Wer nachhaltig Menschen in die Irre führen will, muss in allen seinen Aktionen möglichst vorsichtig vorgehen. Die Wachtturmgesellschaft bringt in ihrer "Literatur" oft Darstellungen von Dämonen, die in den beigefügten Abbildungen enthalten sind. Es handelt sich um subliminale Dämonen-Bilder, die vom Betrachter nicht bewusst wahrgenommen werden sollen, sondern einen anderen Zweck erfüllen. In der langjährigen Fortentwicklung des wachtturmeigenen Brauchs, solche Bilder zu veröffentlichen, haben sich bestimmte Lieblingsstellen entwickelt, die von den Wachtturm-Malern bevorzugt dazu dienen, die Gewöhnung des Betrachters an die Retuschen zu gewöhnen.
Man findet oft an den selben Stellen zaghafte bis verwegene Versuche, durch Retusche bestimmte Effekte zu erzielen. Dabei wird scheinbar - wegen der Maxime der vorsichtigen Vorgehensweise - nicht so sehr auf die Eindeutigkeit der Erscheinung Wert gelegt, sondern eher darauf, dass man es immer und immer wieder tut. Das hat den Effekt, dass der Betrachter der Dämonendarstellungen aus lauter Gewöhnung die Retusche des Wachtturm nicht mehr sieht.

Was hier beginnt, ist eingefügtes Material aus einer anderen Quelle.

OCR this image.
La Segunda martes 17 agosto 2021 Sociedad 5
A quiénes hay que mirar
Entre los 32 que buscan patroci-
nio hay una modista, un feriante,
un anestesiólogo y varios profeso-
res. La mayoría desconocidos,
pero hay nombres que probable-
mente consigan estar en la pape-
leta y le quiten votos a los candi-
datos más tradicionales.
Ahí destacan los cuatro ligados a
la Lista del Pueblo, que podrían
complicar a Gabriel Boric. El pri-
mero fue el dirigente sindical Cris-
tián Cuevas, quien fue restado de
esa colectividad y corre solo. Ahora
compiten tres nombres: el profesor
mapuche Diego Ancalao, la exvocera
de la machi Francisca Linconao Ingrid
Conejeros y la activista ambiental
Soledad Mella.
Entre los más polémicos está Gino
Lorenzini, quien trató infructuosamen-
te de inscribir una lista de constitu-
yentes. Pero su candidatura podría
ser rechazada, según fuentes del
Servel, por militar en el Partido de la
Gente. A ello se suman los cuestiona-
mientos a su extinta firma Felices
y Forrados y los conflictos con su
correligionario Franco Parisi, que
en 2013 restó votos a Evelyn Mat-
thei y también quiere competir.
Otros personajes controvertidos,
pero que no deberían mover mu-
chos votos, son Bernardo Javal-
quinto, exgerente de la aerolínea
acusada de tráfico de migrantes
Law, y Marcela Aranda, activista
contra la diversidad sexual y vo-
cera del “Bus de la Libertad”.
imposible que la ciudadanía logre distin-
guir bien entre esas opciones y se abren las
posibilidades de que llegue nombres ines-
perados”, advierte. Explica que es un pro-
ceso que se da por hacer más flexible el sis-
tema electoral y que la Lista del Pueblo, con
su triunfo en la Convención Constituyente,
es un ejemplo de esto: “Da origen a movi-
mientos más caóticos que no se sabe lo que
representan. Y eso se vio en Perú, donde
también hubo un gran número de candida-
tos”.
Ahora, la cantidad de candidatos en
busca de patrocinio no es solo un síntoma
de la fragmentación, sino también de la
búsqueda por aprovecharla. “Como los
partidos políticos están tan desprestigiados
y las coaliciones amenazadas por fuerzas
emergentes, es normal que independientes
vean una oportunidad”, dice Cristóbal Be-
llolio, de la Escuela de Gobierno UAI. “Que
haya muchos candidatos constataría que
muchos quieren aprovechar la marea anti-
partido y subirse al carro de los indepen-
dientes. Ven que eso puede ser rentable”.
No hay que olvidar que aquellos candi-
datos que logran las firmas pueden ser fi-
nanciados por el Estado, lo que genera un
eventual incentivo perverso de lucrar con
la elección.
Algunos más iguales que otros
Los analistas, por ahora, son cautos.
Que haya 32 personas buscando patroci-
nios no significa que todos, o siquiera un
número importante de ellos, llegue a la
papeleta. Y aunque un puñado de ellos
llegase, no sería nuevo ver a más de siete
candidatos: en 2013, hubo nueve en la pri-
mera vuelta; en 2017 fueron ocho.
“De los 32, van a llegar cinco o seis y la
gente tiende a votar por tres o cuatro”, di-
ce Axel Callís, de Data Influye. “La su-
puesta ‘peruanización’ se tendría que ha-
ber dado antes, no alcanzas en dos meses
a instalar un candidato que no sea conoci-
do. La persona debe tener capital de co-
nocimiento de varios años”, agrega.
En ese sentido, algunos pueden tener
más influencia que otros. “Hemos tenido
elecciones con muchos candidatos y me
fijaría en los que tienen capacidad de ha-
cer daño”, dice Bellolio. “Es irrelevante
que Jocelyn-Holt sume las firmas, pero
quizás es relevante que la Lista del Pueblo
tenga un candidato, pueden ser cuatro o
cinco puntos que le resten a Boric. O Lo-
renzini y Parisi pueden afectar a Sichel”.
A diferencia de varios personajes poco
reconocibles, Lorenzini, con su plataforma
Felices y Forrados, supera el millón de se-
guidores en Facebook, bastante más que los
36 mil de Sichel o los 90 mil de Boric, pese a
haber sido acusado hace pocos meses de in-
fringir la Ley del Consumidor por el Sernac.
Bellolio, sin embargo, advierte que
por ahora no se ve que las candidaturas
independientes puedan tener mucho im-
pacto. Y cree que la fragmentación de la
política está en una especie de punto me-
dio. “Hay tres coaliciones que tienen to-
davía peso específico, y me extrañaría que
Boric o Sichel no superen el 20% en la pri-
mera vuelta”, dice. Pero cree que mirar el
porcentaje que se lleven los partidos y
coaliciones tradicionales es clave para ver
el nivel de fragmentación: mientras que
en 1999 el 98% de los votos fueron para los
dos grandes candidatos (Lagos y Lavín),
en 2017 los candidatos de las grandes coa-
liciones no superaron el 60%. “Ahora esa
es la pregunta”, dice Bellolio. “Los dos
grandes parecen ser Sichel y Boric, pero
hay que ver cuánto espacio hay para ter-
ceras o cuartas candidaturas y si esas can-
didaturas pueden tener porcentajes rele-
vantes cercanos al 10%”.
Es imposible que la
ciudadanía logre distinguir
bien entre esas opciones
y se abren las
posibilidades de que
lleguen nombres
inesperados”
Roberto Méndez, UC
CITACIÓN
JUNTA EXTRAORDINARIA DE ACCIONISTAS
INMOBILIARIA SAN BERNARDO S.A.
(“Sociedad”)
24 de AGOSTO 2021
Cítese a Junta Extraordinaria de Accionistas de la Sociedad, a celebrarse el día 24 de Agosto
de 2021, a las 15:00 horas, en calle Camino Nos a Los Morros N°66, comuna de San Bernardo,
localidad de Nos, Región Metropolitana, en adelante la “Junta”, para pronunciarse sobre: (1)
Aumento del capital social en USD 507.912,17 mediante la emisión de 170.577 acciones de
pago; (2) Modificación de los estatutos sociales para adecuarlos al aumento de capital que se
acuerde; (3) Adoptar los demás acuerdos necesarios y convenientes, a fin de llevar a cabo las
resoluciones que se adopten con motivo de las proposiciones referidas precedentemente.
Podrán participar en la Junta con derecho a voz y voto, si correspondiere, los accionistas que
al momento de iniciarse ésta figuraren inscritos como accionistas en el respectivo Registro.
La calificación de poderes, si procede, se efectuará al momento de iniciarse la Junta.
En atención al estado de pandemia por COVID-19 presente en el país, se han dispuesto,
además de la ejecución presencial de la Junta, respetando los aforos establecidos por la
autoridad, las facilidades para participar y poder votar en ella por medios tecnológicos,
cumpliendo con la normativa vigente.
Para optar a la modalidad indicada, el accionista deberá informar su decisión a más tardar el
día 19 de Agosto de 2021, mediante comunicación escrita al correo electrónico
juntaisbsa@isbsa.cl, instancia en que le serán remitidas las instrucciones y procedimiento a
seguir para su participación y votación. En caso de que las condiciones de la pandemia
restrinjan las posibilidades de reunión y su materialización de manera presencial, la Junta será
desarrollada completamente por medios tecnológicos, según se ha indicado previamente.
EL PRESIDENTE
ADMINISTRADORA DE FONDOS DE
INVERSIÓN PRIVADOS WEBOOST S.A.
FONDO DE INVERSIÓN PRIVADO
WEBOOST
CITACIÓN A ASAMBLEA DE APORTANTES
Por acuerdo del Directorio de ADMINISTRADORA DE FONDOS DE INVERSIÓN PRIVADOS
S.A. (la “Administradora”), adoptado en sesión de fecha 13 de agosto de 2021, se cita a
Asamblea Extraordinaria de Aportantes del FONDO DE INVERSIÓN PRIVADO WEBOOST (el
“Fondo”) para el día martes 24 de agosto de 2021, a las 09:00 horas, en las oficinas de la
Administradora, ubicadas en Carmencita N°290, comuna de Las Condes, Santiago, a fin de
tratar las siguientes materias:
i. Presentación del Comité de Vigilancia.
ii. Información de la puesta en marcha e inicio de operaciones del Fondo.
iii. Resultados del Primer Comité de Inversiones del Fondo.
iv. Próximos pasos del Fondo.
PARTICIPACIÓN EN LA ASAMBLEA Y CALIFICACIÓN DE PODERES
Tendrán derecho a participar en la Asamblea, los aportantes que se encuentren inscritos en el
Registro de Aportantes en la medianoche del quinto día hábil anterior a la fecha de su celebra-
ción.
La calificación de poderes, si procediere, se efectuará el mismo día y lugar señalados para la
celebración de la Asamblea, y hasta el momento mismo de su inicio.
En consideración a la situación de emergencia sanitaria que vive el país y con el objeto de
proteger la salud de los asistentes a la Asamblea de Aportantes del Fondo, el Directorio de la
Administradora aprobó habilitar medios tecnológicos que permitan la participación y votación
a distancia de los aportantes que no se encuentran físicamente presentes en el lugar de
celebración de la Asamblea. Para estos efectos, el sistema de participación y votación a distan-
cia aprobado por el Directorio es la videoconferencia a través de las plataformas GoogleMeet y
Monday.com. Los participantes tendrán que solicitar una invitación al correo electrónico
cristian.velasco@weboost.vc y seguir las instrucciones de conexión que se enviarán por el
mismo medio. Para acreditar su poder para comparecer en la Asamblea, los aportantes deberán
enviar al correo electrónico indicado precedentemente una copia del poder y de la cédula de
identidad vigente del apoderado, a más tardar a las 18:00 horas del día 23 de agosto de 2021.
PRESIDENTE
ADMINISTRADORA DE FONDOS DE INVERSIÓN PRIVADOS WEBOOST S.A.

Im Wachtturm für den ersten Mai 2008 auf der Seite 26 gibt es ein Bild, das nichts mit der Bibel zu tun hat, also auch kaum dazu geeignet sein sollte, Dämonen einzuflechten.
Und doch wurde wieder am Hinterkopf der Frau die Frisur retuschiert. Heraus kommt dabei eine Art Totenkopf-Silhouette. Sinn und Zweck dieser Aktionen scheint zu sein, Routine im versteckten Retuschieren zu entwickeln und beim Betrachter die Gewöhung an solche Kleinigkeiten zu fördern.
Diese Silhouette eines Totoenschädels nimmt je nach Betrachtungsweise eine andere Form oder Richtung an. Dieses Phänomen findet sich in vielen der Wachtturm-Retuschen und sind ein Zeichen dafür, dass die Herren Bild-Manipulierer der Wachtturmgesellschaft ihr Handwerk über die Jahrzehnte gut gelernt haben. Es wäre hochinteressant, einmal zu wissen, wann und unter welchen Voraussetzungen die Dekorateure des Wachtturm in diese Dinge eingeweiht werden.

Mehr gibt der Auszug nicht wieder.